If national trends are anything like what I see here in Silicon Valley, where many of the waves of layoffs specifically targeted older workers because they have higher health-care costs and are paid more, then enforcement could make a difference. People could begin to find jobs with healthcare, and start meeting their mortgage and other obligations again.
Companies here in Silicon Valley shed their older workers during the years of Bush-era non-enforcement of labor laws. They were forced to sign "waivers" saying they would not complain about the age discrimination, told if they did not sign they would not receive any severance that was available or would be denied unemployment compensation.
Now, during the Obama-era non-enforcement of labor laws many companies around here flat-out will not hire people over "a certain age" (varies by profession) and everyone knows it. The unemployment rate is lower because so many older people understand the situation and are not "actively" looking for work. They are still unemployed but not counted in the statistics.
(Don't get me started about the scam of a company laying off older, higher-wage workers and then pleading that they can't find qualified workers so can they import H1B workers, who are lower-paid. There are legitimate reasons for H1B workers, and then there are wage-reducing scams.)

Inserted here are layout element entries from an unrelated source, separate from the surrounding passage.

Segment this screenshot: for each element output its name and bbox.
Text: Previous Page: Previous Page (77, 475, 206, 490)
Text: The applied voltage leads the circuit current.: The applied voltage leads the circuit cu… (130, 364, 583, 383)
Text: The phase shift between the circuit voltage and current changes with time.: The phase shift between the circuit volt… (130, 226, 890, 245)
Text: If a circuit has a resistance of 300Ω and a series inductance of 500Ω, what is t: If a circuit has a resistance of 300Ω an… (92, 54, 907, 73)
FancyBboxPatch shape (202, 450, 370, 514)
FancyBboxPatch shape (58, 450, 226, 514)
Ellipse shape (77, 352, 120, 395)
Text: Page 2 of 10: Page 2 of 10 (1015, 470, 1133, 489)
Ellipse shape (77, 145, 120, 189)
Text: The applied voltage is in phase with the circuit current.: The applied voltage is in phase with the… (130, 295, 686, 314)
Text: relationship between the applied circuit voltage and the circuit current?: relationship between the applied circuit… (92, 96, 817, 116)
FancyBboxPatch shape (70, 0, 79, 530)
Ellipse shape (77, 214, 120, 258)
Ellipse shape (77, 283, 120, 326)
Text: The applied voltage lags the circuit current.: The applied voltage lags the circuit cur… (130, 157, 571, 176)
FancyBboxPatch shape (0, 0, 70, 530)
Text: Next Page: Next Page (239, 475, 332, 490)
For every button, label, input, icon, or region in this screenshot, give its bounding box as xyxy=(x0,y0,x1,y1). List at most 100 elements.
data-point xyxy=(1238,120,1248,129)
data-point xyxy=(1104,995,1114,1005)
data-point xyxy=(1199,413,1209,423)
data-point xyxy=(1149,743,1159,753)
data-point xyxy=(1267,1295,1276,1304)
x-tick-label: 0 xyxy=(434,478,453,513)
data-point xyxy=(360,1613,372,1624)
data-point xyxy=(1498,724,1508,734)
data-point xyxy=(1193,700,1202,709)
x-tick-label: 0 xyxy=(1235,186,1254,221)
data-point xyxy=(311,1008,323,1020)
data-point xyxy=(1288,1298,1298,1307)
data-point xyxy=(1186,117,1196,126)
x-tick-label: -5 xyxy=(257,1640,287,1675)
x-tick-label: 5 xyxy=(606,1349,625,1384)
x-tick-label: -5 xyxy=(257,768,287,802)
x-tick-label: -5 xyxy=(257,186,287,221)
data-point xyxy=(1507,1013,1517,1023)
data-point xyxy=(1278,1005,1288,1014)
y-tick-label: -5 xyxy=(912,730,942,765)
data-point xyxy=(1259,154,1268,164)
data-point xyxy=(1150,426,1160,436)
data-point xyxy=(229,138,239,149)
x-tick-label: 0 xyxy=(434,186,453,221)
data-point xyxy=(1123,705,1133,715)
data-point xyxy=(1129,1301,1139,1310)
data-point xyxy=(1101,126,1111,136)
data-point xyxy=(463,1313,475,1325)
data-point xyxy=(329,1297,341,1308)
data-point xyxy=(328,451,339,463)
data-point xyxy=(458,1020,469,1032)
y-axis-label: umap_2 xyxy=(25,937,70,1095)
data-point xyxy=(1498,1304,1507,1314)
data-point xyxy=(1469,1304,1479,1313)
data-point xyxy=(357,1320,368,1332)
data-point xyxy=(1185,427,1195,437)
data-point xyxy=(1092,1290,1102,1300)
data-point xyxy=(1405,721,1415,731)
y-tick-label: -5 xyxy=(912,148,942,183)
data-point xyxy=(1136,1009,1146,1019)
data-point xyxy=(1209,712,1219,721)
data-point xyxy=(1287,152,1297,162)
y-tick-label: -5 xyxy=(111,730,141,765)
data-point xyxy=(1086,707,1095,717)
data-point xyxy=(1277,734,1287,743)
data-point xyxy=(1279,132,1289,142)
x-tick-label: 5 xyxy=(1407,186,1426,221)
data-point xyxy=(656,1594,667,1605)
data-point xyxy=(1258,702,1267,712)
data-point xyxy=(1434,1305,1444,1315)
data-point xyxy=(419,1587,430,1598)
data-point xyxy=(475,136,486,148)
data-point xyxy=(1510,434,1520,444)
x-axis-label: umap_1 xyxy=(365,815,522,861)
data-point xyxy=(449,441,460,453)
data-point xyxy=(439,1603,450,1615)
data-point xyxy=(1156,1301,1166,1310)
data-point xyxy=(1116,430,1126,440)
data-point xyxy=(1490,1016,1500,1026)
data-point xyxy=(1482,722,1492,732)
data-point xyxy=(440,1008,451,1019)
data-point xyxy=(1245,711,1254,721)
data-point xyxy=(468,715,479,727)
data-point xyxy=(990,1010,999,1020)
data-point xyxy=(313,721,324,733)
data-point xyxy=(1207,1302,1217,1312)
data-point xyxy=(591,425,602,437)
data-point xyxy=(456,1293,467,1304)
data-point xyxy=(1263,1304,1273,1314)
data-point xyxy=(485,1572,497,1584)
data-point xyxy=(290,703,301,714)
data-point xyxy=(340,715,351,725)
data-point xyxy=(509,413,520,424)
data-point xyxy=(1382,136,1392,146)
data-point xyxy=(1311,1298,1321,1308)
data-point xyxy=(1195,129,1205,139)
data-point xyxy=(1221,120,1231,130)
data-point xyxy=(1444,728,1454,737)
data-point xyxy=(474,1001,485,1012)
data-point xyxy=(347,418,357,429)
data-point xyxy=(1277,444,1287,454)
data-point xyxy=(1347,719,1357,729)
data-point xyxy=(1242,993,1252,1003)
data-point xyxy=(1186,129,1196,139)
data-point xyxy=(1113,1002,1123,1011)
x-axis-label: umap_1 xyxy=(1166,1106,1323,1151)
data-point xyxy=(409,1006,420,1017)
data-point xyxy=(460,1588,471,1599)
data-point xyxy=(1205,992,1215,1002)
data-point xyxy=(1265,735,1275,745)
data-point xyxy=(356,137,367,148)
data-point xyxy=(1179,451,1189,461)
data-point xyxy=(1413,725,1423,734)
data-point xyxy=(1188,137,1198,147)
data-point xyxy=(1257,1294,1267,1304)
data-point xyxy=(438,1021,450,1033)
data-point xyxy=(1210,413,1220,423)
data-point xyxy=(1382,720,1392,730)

Still, evidence of age bias in hiring is accumulating in academic research and anecdotal reports to the EEOC, Commission on Civil Rights and AARP. In one famed 2005 study, a Texas A&M economist sent out 4,000 job applications for entry-level positions. (The resumes were only women's.) Older workers were 40 percent less likely to receive a response back. And of the letters sent to Congress last week, a vast majority mentioned age, many coming from older workers who had applied for hundreds of positions, to no avail.
It is these older long-term-unemployed workers for whom the now-ending COBRA subsidies were, literally, a lifesaver. These are the people who either will not be able to get a health insurance policy because they tend to have conditions that insurance companies don't want to cover, or who won't be able to afford the policy anyway if they can get it. You see, they are unemployed and health care costs much more for older people.
If age discrimination laws were enforced would this change the nature of unemployment? As these workers are reluctantly hired by companies afraid to be caught in a "sting" or other enforcement operation the pool of remaining unemployed will shift.
This is worth a try. The Labor Department could publicly announce a campaign of enforcement -- they don't even have to actually do it -- and employers across the country would begin to hire a token person over 45 here and there.
Another area where law enforcement could do some good is by enforcing regulations that determine whether an employee is a "contractor" or a real employee. If the Labor Department enforced those regulations many people would being to receive the benefits, vacations, overtime and other advantages of regular employment that they are currently denied on a mass scale.
Unfortunately, policy experts fear that age discrimination in hiring, compounded by the recession, is a problem without a solution. Individuals can bring cases against individual companies, but discrimination is virtually impossible to prove, even if it is easy to see as an aggregate phenomenon. Plus, McCann says, explains, the phenomenon is so prevalent that discrimination simply seems like reality.
An idea, what about a pretend enforcement campaign? If we can't get the Obama administration to act on this - it has been a year and a half and Bush-era non-enforcement continues - maybe we can get The Yes Men to pretend to be the Labor Department doing its job, and announce enforcement operations. This will trigger at least some hiring as companies are reminded that the government used to enforce the law, and might again one day.